Previous studies have consistently shown that gray matter atrophy in NPSLE patients is inversely related to disease activity, suggesting that its pattern and severity may serve as crucial indicators of disease burden [16, 65]. We further identified an inverse relationship between disease activity and GMV in the left middle temporal gyrus, along with CT in the left fusiform gyrus, the right middle frontal sulcus, and the right middle frontal gyrus. These findings suggest that early disease activity in individuals with SLE, especially among those exhibiting anxiety and/or depression, could drive alterations in cerebral microstructure. Nevertheless, further longitudinal investigations are necessary to elucidate the causal links between these neuroanatomical changes and SLE disease progression. Unlike previous studies, no significant associations were observed between these brain structural changes and clinical indices such as HAMA, HAMD, MMSE scores, and disease duration, we speculate that the relatively mild disease in the selected patient group may have contributed to the absence of these associations. This suggests a potential subclinical phase of neuropsychiatric involvement, where brain structural changes precede clinical manifestations, rather than resulting solely from them.

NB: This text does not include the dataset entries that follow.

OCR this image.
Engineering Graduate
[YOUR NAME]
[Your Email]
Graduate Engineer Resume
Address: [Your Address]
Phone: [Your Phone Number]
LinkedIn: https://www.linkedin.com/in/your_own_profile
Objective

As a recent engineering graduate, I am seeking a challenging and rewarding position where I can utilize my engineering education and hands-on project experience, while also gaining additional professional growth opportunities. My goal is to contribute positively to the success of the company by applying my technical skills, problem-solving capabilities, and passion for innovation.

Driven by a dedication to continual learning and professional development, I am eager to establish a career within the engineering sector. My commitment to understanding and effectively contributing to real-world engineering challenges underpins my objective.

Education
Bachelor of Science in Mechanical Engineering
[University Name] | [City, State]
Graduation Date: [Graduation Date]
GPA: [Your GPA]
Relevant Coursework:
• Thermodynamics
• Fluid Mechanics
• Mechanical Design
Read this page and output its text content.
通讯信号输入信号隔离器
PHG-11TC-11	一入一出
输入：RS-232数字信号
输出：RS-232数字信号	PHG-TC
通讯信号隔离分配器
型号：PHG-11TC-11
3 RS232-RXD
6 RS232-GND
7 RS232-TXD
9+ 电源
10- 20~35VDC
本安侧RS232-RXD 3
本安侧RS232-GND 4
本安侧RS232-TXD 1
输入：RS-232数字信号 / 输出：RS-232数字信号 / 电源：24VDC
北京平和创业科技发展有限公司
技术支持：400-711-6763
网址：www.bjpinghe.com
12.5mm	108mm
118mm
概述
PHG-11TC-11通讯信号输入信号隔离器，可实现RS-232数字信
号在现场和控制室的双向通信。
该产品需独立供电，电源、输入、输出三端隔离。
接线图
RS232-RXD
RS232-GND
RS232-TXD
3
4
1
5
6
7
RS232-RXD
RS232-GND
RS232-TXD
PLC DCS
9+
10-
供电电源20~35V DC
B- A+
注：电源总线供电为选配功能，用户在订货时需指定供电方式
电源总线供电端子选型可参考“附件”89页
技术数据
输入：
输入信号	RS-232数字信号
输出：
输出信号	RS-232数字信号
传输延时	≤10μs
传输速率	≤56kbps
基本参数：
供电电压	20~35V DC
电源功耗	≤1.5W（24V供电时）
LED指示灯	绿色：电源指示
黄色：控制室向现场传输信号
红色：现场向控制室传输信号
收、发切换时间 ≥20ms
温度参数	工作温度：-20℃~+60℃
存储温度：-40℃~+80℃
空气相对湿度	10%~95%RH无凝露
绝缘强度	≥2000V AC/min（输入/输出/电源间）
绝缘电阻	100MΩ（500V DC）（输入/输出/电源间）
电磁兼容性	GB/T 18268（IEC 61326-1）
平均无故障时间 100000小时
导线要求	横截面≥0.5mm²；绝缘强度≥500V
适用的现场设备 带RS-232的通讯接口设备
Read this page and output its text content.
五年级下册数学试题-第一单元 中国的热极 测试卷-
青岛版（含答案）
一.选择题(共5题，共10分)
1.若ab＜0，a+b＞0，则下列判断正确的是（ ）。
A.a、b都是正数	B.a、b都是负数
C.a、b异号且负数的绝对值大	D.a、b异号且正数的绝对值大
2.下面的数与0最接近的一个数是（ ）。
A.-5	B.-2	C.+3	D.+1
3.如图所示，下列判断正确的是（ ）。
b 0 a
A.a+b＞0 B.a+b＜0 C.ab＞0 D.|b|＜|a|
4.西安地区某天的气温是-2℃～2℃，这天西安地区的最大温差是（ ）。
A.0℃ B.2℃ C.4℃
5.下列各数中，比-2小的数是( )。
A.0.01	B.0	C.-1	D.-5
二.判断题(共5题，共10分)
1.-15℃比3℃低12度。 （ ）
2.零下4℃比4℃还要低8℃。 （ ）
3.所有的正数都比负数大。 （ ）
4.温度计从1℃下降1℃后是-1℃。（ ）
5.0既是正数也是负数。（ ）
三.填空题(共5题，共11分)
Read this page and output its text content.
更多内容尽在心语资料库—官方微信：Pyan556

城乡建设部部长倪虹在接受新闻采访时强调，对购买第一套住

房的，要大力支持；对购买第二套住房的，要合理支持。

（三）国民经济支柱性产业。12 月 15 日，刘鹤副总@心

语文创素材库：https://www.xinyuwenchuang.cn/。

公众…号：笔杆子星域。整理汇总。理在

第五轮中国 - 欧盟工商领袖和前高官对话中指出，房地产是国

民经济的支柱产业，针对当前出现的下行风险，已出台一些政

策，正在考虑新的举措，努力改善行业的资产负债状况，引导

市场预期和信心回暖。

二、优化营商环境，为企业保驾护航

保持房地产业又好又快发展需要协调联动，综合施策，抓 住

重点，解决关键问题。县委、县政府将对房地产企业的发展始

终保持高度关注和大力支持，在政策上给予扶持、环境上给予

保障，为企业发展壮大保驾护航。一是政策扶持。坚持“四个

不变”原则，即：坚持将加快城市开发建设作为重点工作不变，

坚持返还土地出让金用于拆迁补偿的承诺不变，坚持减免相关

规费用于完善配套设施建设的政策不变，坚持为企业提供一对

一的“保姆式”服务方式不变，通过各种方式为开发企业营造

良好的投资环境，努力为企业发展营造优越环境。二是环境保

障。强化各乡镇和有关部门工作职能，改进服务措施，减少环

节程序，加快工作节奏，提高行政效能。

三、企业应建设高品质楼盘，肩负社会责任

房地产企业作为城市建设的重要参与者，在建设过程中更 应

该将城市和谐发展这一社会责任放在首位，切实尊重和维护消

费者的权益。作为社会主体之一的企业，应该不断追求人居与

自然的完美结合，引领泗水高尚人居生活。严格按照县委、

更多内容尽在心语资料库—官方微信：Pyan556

Our results showed that changes in CT and reduction in GI of the left hemisphere clusters could affect the HAMD/HAMA scores, and reduction in SD of the right hemisphere cluster was an influencing factor of the HAMA score. Specifically, CT, GI, and SD can detect alterations in the cerebral cortical architecture and may serve as early imaging diagnostic markers for SLE-related mood disorders. These observed structural alterations—in areas including the frontal lobe, insula, central sulcus and occipital lobe—corroborate earlier research that associates dysfunction in brain regions, notably the frontal lobe, insula, and somatosensory cortex, with mood disorders in SLE patients [13, 28, 42, 48, 57]. In the future, it is necessary to combine longitudinal imaging and functional analysis to further clarify the clinical significance of these findings.

Although our study offers significant contributions, it remains essential to recognize its limitations. First, as a cross-sectional, single-center study, the sample selection may introduce bias, and the limited sample size prevented us from conducting subgroup analyses. Second, while we controlled for factors that could influence the onset of anxiety and depression, such as age, education, disease activity, and cognitive function, we could not fully account for the potential effects of treatment regimens, particularly glucocorticoids, on anxiety and depression [66, 67]. Furthermore, we implemented the false discovery rate (FDR) correction to assess regional brain differences; however, no significant regions persisted after adjustment. This may be due to the relatively broad criteria we used to define SLE-AD patients, as all participants had no major neuropsychiatric manifestations and normal routine MRI findings. Therefore, future studies with larger cohorts and stricter classification standards, particularly those focusing on NPSLE patients, are essential. Furthermore, given that SLE is a chronic condition, it is crucial to acknowledge that the lifelong social and psychological burdens on women might precipitate or worsen anxiety and depression.